Week 7 Homework: HTML, JSON & XML

The Original CSV File of Books

This was a hard assignment conceptually because I struggled with how to present the multi author book in a data frame. Should I place all authors in a single field and separate them later? Should I repeat entire rows to represent each author (this felt like an authors data frame). I decided to start with a CSV and copy each field exactly, to be sure I was getting the same data in the same fields but include ALL the authors in a single feild of a frame for all three output tables.

When it came to working with JSON, addressing the multiple seemed simple and native, but in both XML and HTML I struggled with presentation. Then in returning to a data frame, JSON became the confounder, forcing me to make the same decision I made in creating the CSV…I went for consistency and tried to recreate the same table I made in HTML.

This is the original, with authors in empty subsequent rows.

All tables are all presented in knitr::kable() tables. The only difference raw is that JSON lables the authors list=(names) on unpacking, printed to console you see this, in a JS dataframe it disappeared.

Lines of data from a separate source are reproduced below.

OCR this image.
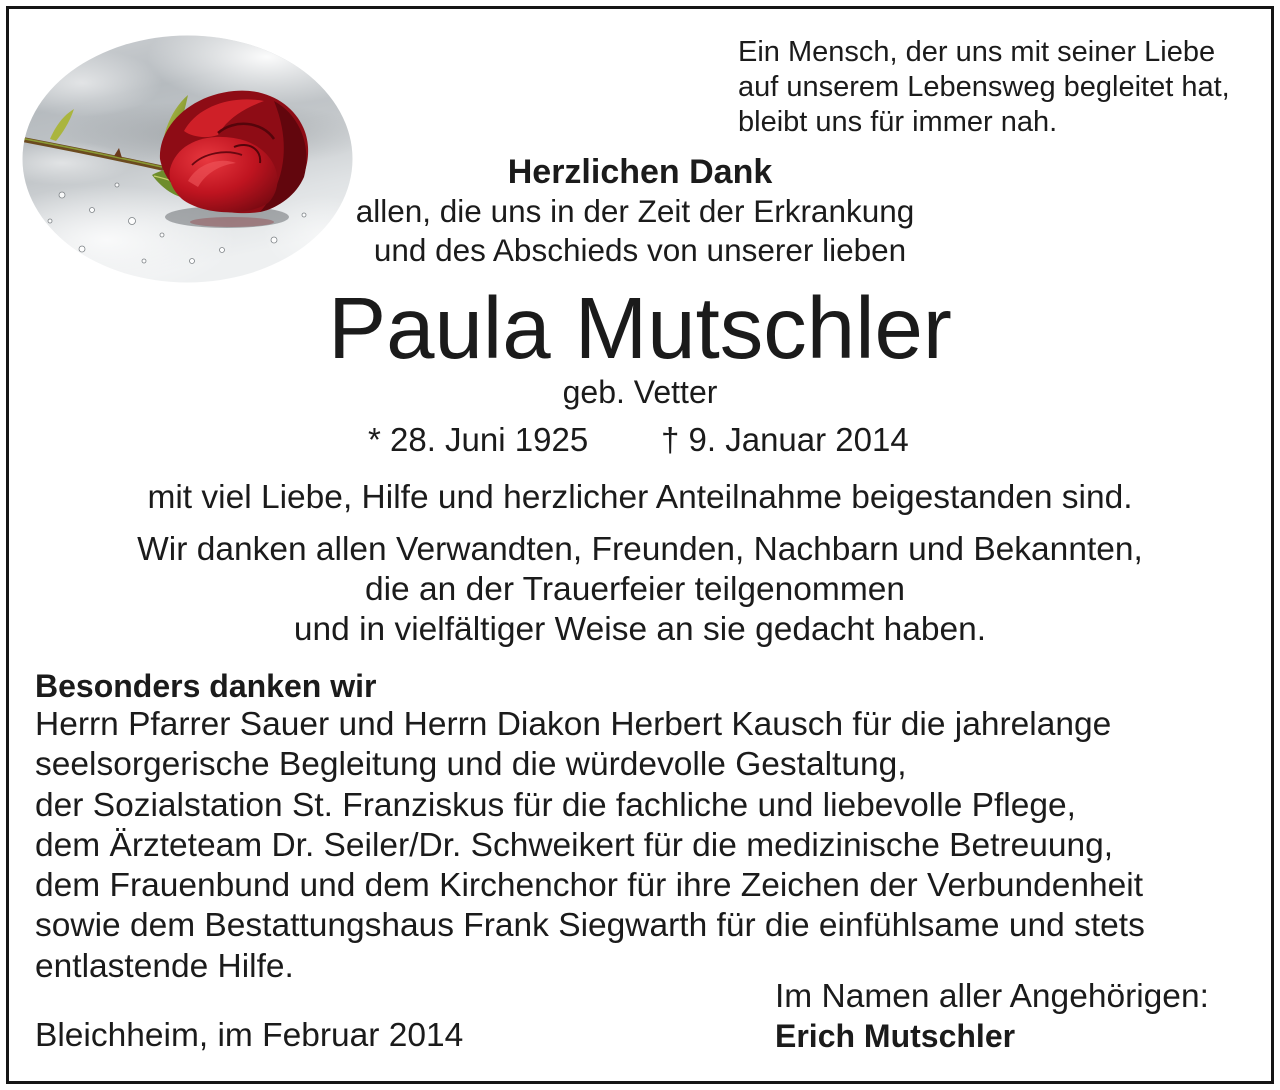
Ein Mensch, der uns mit seiner Liebe
auf unserem Lebensweg begleitet hat,
bleibt uns für immer nah.
Herzlichen Dank
allen, die uns in der Zeit der Erkrankung
und des Abschieds von unserer lieben
Paula Mutschler
geb. Vetter
* 28. Juni 1925 † 9. Januar 2014
mit viel Liebe, Hilfe und herzlicher Anteilnahme beigestanden sind.
Wir danken allen Verwandten, Freunden, Nachbarn und Bekannten,
die an der Trauerfeier teilgenommen
und in vielfältiger Weise an sie gedacht haben.
Besonders danken wir
Herrn Pfarrer Sauer und Herrn Diakon Herbert Kausch für die jahrelange
seelsorgerische Begleitung und die würdevolle Gestaltung,
der Sozialstation St. Franziskus für die fachliche und liebevolle Pflege,
dem Ärzteteam Dr. Seiler/Dr. Schweikert für die medizinische Betreuung,
dem Frauenbund und dem Kirchenchor für ihre Zeichen der Verbundenheit
sowie dem Bestattungshaus Frank Siegwarth für die einfühlsame und stets
entlastende Hilfe.
Im Namen aller Angehörigen:
Bleichheim, im Februar 2014	Erich Mutschler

books<-read.csv("https://raw.githubusercontent.com/bpoulin-CUNY/Data607/master/books.csv", stringsAsFactors = FALSE)
knitr::kable(books)

title	isbn	author	publication.date	pages
Fly Fishing the Mountain Lakes	978-1585747740	Gary Lafontaine	05/01/03	192
Tactics for Trout	978-0811713399	Rick hafale	11/01/14	240
		Dave Hughes		NA
		Skip Morris		NA
Caddisflies	978-0941130981	Gary Lafontaine	04/28/89	336

HTML

url_html <- read_html("https://raw.githubusercontent.com/bpoulin-CUNY/Data607/master/books.html")
tabs <- url_html %>%
  html_nodes("table") %>%
  html_table(fill = TRUE)
html_frame <- tabs[[1]]
knitr::kable(html_frame)

title	isbn	author	publication date	pages
Fly Fishing the Mountain Lakes	978-1585747740	Gary Lafontaine	05/01/03	192
Tactics for Trout	978-0811713399	Rick Hafale, Dave Hughes, Skip Morris	11/01/14	240
Caddisflies	978-0941130981	Gary Lafontaine	04/28/89	336

JSON

url_json<-"https://raw.githubusercontent.com/bpoulin81/Data607/ac48db2df3ec30fb48cd2fa18effcc7b428b4f4a/books.json"
json_frame<-fromJSON(url_json)
knitr::kable(json_frame)

title	isbn	authors	publication date	pages
Fly Fishing the Mountain Lakes	978-1585747740	Gary Lafontaine	05/01/2003	192
Tactics for Trout	978-0811713399	Rick Hafale, Dave Hughes, Skip Morris	11/01/2014	240
Caddisflies	978-0941130981	Gary Lafontaine	04/28/1989	336

XML

# XML from Github
url_xml <-   getURL("https://raw.githubusercontent.com/bpoulin-CUNY/Data607/master/books.xml", ssl.verifyPeer=FALSE)
doc<-xmlParse(url_xml)
xml_frame <- xmlToDataFrame(nodes = getNodeSet(doc, "//row"), stringsAsFactors = FALSE)
knitr::kable(xml_frame)

title	isbn	author	publication_date	pages
Fly Fishing the Mountain Lakes	978-1585747740	Gary Lafontaine	05/01/2003	192
Tactics for Trout	978-0811713399	Rick Hafale, Dave Hughes, Skip Morris	11/01/2014	240
Caddisflies	978-0941130981	Gary Lafontaine	04/28/1989	336

Summary

For the most part the three tables look the same. The one major exception is that publication date in the CSV, HTML and JSON tables appear as separate words and in XML is a single underscored string. This is not a presentation or processing issue, the only way that I could get the XML parsers and the validator I used to work with that field name was to create a single un-broken string.

In general that is a relatively simple issue to deal with in final formatting of a data table. The most difficult decision was figuring out how to handle the multiple authors. I chose to merge them into a field because of what you asked for and because I had no specific end use I could better tailor the datas structure to. I made it rectangular.

I can see where each method would have its advantages if you were trying to structure data frames based on tags. But in general, XML and JSON seem like they would be more contrained and consistent formats for sharing data than a CSV provided it was not super huge data that would make moving the tags a burden on the system (csv is compact). On the other hand CSV and HTML are easier to write quickly and more forgiving.

They can all be queried the same way df$field[position] returning the same results. I think it is a matter of situation, what do you find on your scraping journey and what is the easiest way to get the data formed and ready for show?